- The Washington Times - Wednesday, September 30, 2015

A federal judge temporarily blocked the Bureau of Land Management’s new rule on hydraulic fracturing Wednesday, suggesting the agency attempted an “end run” around Congress by imposing a layer of regulation in violation of federal law.

U.S. District Court of Wyoming Judge Scott W. Skavdahl granted the preliminary injunction requested in lawsuits filed by four Western states, the Ute Indian tribe and two pro-energy groups, holding that the BLM cannot proceed with the rules without congressional approval.

“An administrative agency derives its existence and authority to regulate from Congressional authorization or delegation,” said Judge Skavdahl in his 54-page order.

“Congress has not authorized or delegated to the BLM authority to regulate hydraulic fracturing and, under our constitutional structure, it is only through Congressional action that the BLM can acquire this authority,” the order said.

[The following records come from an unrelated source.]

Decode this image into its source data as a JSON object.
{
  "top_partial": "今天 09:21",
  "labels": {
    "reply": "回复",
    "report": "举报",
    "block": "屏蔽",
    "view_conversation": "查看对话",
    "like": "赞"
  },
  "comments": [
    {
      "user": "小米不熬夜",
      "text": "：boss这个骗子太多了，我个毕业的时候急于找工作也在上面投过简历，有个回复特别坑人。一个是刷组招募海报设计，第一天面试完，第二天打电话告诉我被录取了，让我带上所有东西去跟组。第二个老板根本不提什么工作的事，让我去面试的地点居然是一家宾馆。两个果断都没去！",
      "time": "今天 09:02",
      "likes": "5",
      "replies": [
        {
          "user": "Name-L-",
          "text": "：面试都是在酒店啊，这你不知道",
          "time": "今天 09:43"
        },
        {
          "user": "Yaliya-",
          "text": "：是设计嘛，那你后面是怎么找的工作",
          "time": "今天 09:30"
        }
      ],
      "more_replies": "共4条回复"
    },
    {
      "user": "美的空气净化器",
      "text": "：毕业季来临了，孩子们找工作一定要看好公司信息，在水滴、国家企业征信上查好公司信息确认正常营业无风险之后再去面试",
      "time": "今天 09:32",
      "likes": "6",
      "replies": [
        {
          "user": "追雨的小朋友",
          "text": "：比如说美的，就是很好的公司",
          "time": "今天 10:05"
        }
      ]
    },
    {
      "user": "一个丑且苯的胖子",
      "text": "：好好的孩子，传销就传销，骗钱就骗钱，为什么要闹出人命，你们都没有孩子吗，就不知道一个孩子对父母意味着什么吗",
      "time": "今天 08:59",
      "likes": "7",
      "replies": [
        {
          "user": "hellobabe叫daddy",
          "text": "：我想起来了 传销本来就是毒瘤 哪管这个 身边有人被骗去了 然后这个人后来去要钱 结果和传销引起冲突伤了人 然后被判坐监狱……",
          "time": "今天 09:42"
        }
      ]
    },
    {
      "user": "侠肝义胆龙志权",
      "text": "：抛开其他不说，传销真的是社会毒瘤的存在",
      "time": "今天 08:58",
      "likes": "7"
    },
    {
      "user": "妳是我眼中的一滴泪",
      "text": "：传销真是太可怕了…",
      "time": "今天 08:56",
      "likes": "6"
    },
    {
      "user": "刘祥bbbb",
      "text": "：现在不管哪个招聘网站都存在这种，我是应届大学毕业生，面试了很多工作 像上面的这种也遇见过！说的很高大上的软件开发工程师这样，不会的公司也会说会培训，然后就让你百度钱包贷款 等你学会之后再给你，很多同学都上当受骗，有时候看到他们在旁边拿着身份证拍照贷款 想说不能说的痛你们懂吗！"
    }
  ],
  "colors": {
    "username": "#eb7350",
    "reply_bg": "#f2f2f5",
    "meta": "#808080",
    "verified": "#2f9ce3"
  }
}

He said the rule violates the Energy Policy of Act of 2005 [EPAct], which specifically prohibits the Environmental Protection Agency from regulating hydraulic fracturing, and rejected the argument that the law applies only to the EPA and not the BLM.

“If agency regulation is prohibited by a statute specifically directed at a particular activity, it cannot be reasonably concluded that Congress intended regulation of the same activity would be authorized under a more general statute administered by a different agency,” said the order.

He added that it “seems the BLM is attempting to do an end-run around the EPAct; however, regulation of an activity must be by Congressional authority, not administrative fiat. The Court finds the intent of Congress is clear, so that is the end of the matter.”

The ruling comes as a setback to the Obama administration’s effort to regulate hydraulic fracturing over the objection of the oil and natural gas industry and state officials, who have accused the administration of encroaching on state authority.

“We are overjoyed that we are finally getting relief from the courts regarding the regulatory overreach of the Obama administration,” said Kathleen Sgamma, vice president of government and public affairs at the Western Energy Alliance, which filed one of two lawsuits challenging the rule with the Independent Petroleum Association of America.

Published in March, the rule requires companies to seek federal permission to conduct procedures such as hydraulic fracturing and disclose chemicals used in fracking fluid. Environmental groups cheered the heightened scrutiny, saying it was needed to update federal requirements and protect water supplies in response to the fracking boom.

Six environmental groups represented by Earthjustice have helped defend the BLM against the lawsuits, which have been joined by Colorado, North Dakota, Utah and Wyoming.

Wyoming Gov. Matt Mead said Wednesday that the decision “supports Wyoming’s position — Congress has addressed hydraulic fracturing and precluded federal regulation of it.”

“Wyoming has sound and responsible rules for hydraulic fracturing — those rules have been in place for years,” Mr. Mead said in a statement.

The Department of the Interior released a statement saying that the BLM is consulting with the Office of the Solicitor and the Department of Justice about the ruling.

“While the matter is being resolved, the BLM will follow the Court’s order and will continue to process applications for permit to drill and inspect well sites under its pre-existing regulations,” said the statement.

House Committee on Natural Resources Chairman Rob Bishop, whose panel held a hearing Wednesday over concerns about federal encroachment on state authority, said the judge’s decision “stops the Obama administration from shoving this harmful policy down the states’ throats.”

“This decision and the testimony from today’s hearing from four Western governors solidifies that this rule is both unjustified and unconstitutional,” Mr. Bishop said in a statement.